Cayde wasn't sure if he'd shot himself in the foot. If he had, he'd been downright clumsy, or he'd done it in the daze that came after the Traveler went out. Dazes lead to poor decision-making, and a Hunter never shot themselves in the foot, not even in their most cowardly moments; agility was their name, and one couldn't run away if they blew their foot off.
He thought he remembered something about a trap... had he stepped on a mine or something? He still wasn't sure. All he knew was that after comms went down, after the battle was lost, after his powers failed him, he'd stumbled and crawled with great effort, with his comatose Ghost clutched tight to his chest, to here. With a sigh of something resembling relief, he let himself relax against the tree. He looked up at the smoke rising from the City, the Cabal ships raining fire on any who tried to escape.
Stupid space turtles.
"Hey, guys. Long time, no see." he grunted. The weakness and disorientation he'd felt when the cage became active was wearing off. He was an Exo... he kept going. He wished he could say the same for his poor Ghost...
"Look... I've never been generous, with either of you." Clovis Bray had taken his ability to cry long ago. That didn't mean he couldn't feel pain; the physical pain of being beaten half to death, of missing a foot, or the emotional pain that came with saying goodbye... probably for good. "You know, I've always though of this as a place were you were both still around. Like... a little bar I could go to, to forget my problems. I drank memories until I was hungover, and I try, I try so hard to carve your names into my mind as deeply as they're carved into that stone... Because I'm afraid, Andal. I'm afraid, Tevis... I'm... I'm afraid I might forget, you know."
A tremor pass through the ground. Or was that just him shaking.
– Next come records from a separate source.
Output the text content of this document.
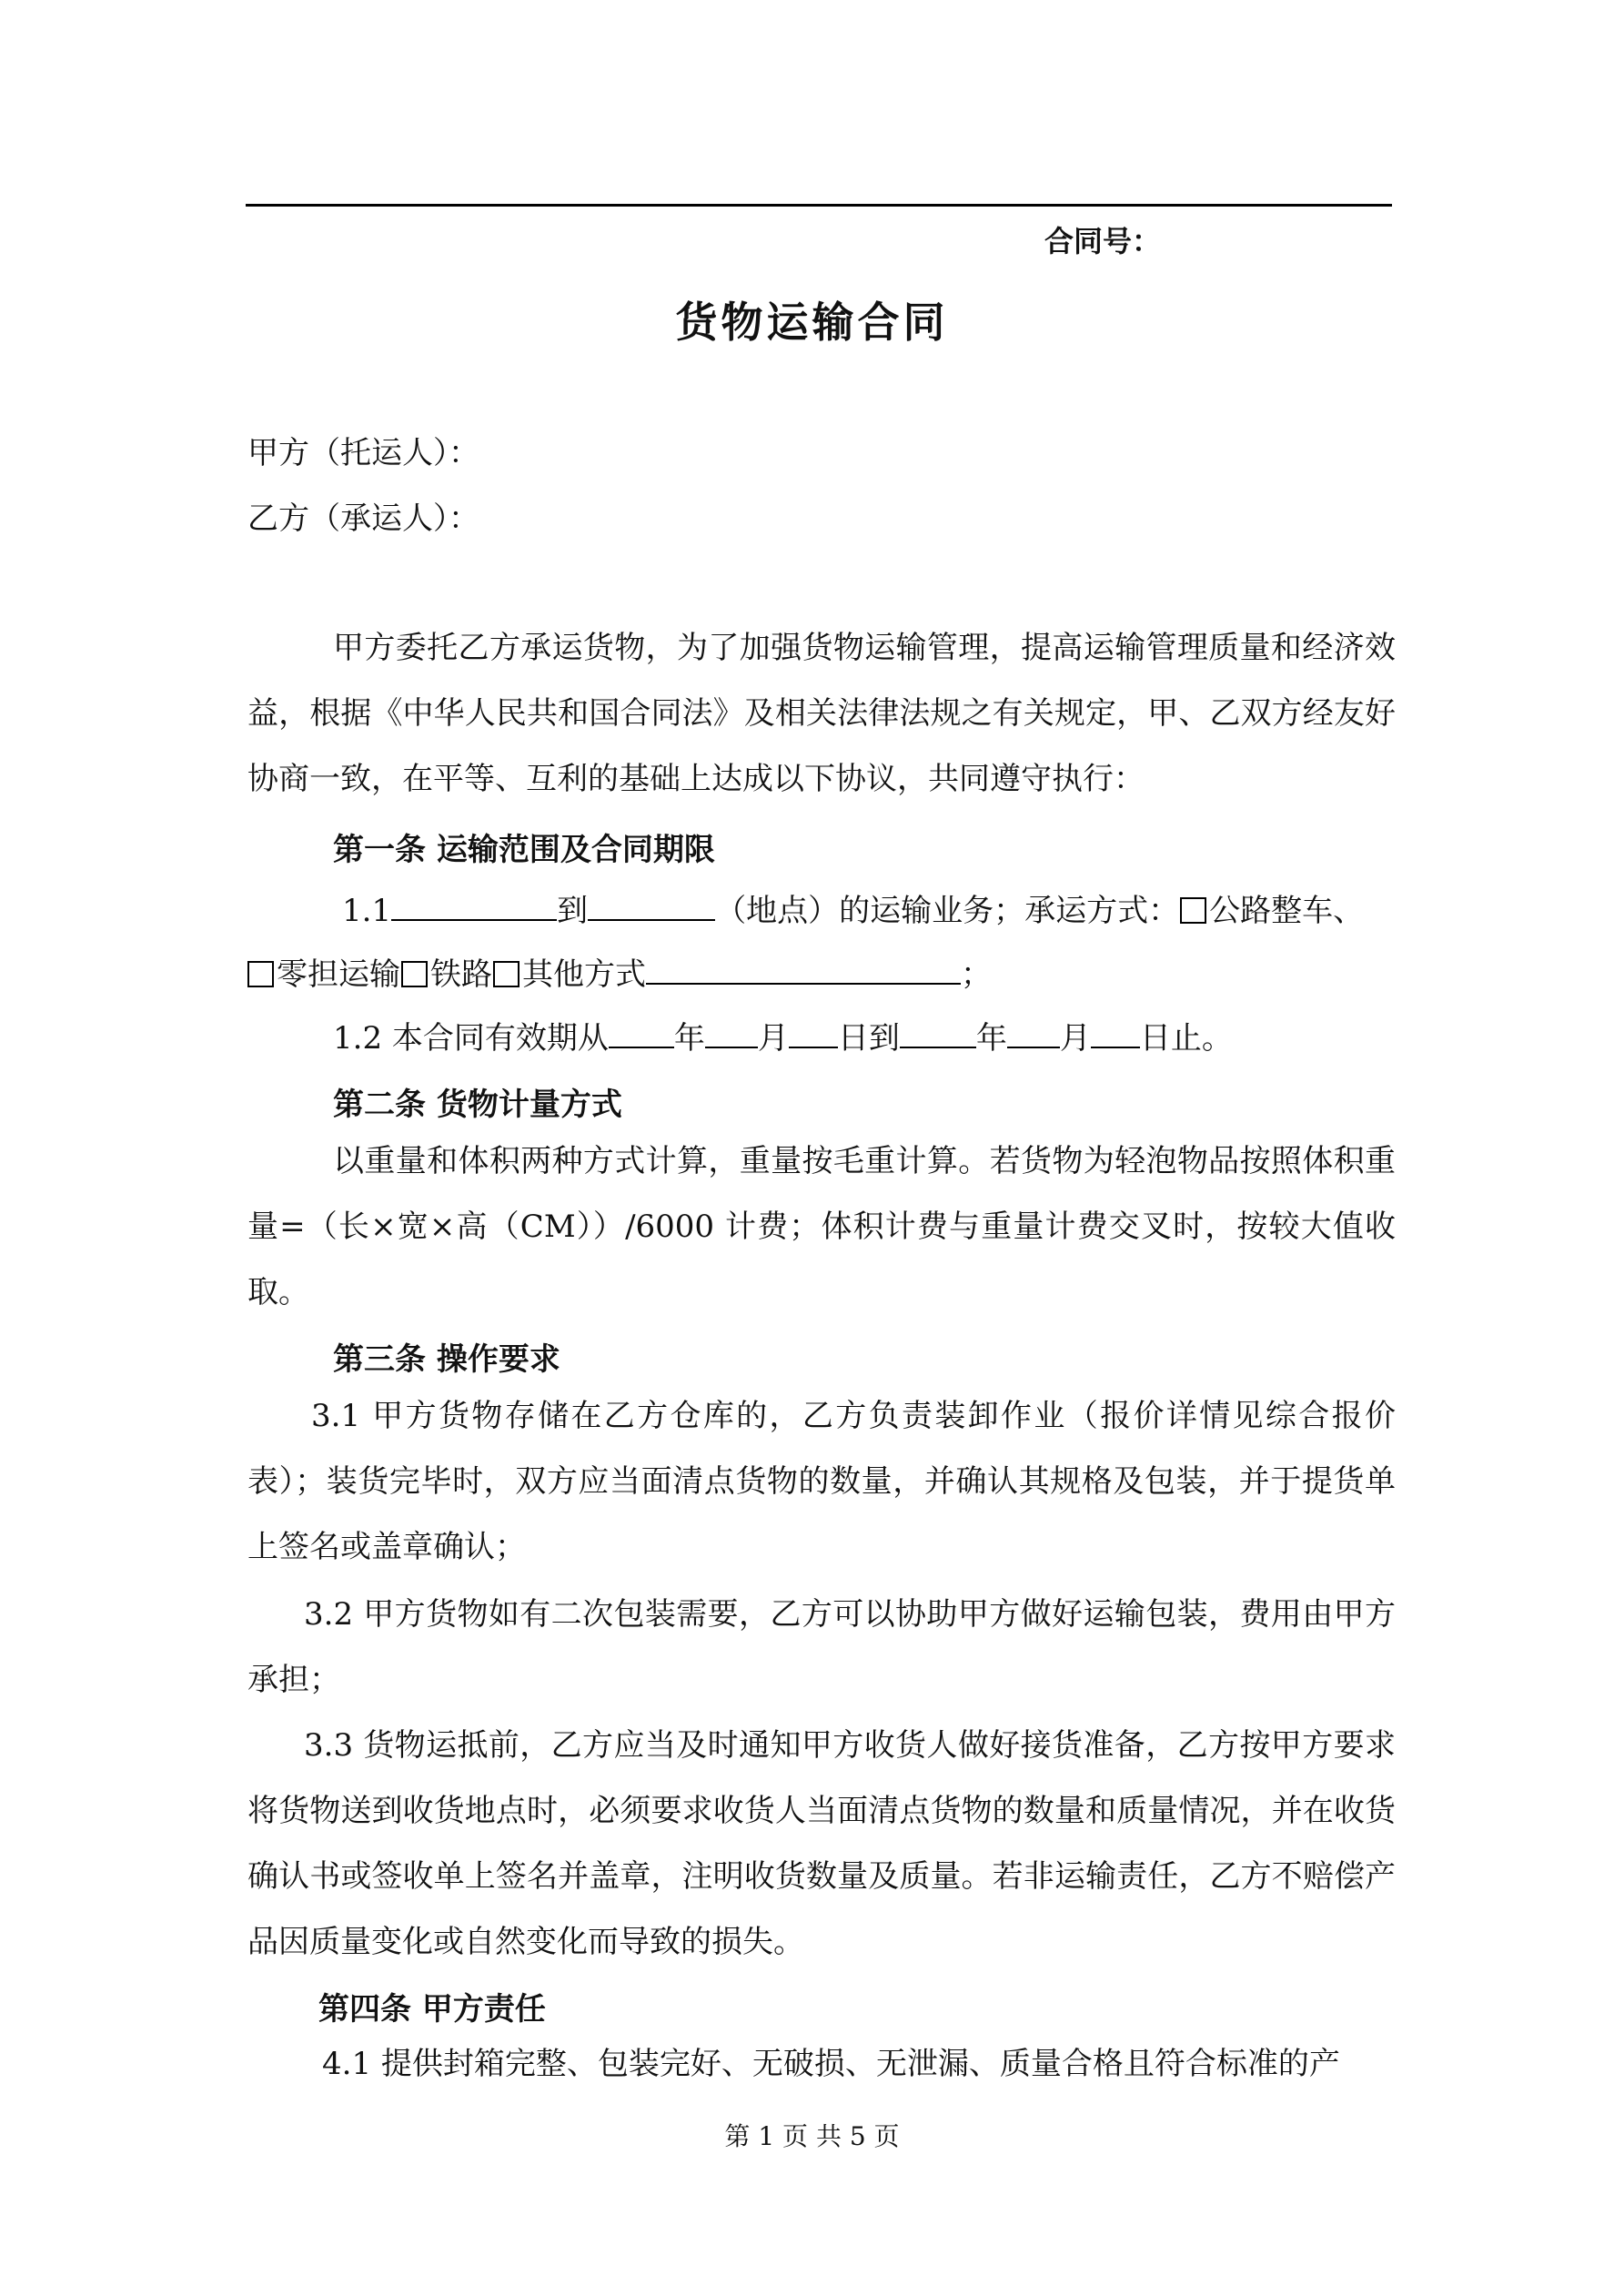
合同号：
货物运输合同
甲方（托运人）：
乙方（承运人）：
甲方委托乙方承运货物，为了加强货物运输管理，提高运输管理质量和经济效益，根据《中华人民共和国合同法》及相关法律法规之有关规定，甲、乙双方经友好协商一致，在平等、互利的基础上达成以下协议，共同遵守执行：
第一条 运输范围及合同期限
1.1	到	（地点）的运输业务；承运方式： 公路整车、
零担运输 铁路 其他方式	；
1.2 本合同有效期从 年 月 日到 年 月 日止。
第二条 货物计量方式
以重量和体积两种方式计算，重量按毛重计算。若货物为轻泡物品按照体积重量=（长×宽×高（CM））/6000 计费；体积计费与重量计费交叉时，按较大值收取。
第三条 操作要求
3.1 甲方货物存储在乙方仓库的，乙方负责装卸作业（报价详情见综合报价表）；装货完毕时，双方应当面清点货物的数量，并确认其规格及包装，并于提货单上签名或盖章确认；
3.2 甲方货物如有二次包装需要，乙方可以协助甲方做好运输包装，费用由甲方承担；
3.3 货物运抵前，乙方应当及时通知甲方收货人做好接货准备，乙方按甲方要求将货物送到收货地点时，必须要求收货人当面清点货物的数量和质量情况，并在收货确认书或签收单上签名并盖章，注明收货数量及质量。若非运输责任，乙方不赔偿产品因质量变化或自然变化而导致的损失。
第四条 甲方责任
4.1 提供封箱完整、包装完好、无破损、无泄漏、质量合格且符合标准的产
第 1 页 共 5 页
"I'm afraid of the next reset." he admitted, voice a hoarse whisper. What Exo wasn't afraid? Who wasn't afraid to forget? "And I think it's coming soon. I... I can feel it. I'm going to need it soon, the next decade, I'll start hurting and the only cure will be to forget. To reset. To get a new number, and when I do... and when I do... will any of the fragments that come through my dreams remind me why I wear this cloak? Will any of them tell me how my scouts presented me with a Dusk Bow's Light and a broken knife? Will I know why I wear two red stripes on my armor?"
Would he remember their faces? Would he remember Tevis' sly ways, his sleight of hand? Would he remember Andal's laughing, his skill with a gun? Would he even remember how they died? Would he even remember to be angry at Zavala for not telling him about Taniks?
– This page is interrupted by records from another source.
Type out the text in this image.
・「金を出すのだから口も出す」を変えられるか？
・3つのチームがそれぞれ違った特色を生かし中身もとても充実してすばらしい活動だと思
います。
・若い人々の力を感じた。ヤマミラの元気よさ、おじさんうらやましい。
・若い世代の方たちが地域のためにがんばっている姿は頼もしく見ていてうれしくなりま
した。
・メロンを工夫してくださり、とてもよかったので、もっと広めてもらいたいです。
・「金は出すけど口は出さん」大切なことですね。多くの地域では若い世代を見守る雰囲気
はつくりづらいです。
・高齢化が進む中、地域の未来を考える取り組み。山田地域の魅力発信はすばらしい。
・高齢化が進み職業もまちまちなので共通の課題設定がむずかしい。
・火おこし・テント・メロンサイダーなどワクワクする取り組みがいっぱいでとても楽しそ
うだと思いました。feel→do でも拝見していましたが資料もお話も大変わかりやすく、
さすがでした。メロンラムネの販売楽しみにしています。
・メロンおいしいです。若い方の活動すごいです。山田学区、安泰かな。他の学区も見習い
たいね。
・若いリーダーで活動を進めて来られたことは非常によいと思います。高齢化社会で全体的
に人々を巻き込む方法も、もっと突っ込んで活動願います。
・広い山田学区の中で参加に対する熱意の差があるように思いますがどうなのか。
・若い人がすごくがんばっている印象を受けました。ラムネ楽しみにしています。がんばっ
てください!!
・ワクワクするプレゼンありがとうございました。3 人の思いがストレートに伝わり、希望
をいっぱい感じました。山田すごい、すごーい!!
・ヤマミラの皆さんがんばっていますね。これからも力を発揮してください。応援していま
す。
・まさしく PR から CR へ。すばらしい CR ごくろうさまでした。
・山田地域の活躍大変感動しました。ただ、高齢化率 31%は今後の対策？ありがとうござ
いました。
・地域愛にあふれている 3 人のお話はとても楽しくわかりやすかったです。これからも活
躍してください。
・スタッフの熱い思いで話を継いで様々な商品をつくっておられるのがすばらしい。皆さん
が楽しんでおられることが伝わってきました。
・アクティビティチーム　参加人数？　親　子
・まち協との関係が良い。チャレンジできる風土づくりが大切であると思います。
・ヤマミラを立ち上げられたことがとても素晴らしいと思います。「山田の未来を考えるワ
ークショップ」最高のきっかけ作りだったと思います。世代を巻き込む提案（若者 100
Would he even remember himself?
"I suppose one of you would tell me you'd, say, kick my butt until I remembered you. The other one of you... well, Tev, you'd probably shove an arrow in my knee and tell me 'remember that, new blood'." he liked to think his Tevis impression was top-of-the-line. "I, uh, I have no idea what to do, now though. I guess, technically speaking, I'm free... but the City is down. No-one ever told us what to do if that happened. You guys reckon there's something out there that can help?"
He looked up at the sky; all lightning and smog. Ikora's Stormcallers had been so excited about tonight; they were going to have some sort of 'Lightning meditation ritual' on the Travelers Walk. He wasn't so sure those Stormcallers had survived the initial barrage the Tower was hit with.
"I reckon, somewhere out there, someone has something we can steal... something really good at killing cabal... maybe just as good at fixing catatonic Ghosts." With a pained grunt, he struggled to stand. In hindsight, he probably looked a bit ridiculous, dragging a useless, twisted mass of metal around as a leg. Looking up at the tree, he reached up, gripped a thick branch firmly with both hands, and snapped it off, splinters raining down on him. It took him twenty minutes of snapping and tying the wood together with parachord, but by the end he had a makeshift crutch fit for a Hunter.
Now far more mobile than he had been, Cayde made his way into the wilderness. At the edge of the dark, rain beating down on him, he looked back. The wall was collapsing. He knew, deep in his heart, that by the next time he was here, if he ever came back, these graves would be buried beneath the rubble. There would be nothing left.
Nothing but a cloak, a bow, and two red stripes.
Because really, I think there would have been at least some kind of falling out between Cayde and Zavala for this. And yes, if you look closely at a scene in some trailer footage, Cayde is missing a leg, though it's uncertain exactly how that happened.
I'd like to say his incendiary grenade bounced off a teammate and blew up in his face, but this wasn't the crucible.
Furious Titaness- Glad to hear it!
jsm1978-Thankfully, since I got some of these ready early, I had more time to make bigger chapters than for Rise of Iron or Andromeda. I wanted to keep things with Devrim and Hawthorne short, though, because it's too early to asume too much about their characters' personalities.
Look up to tomorrow!
Read and REVIEW!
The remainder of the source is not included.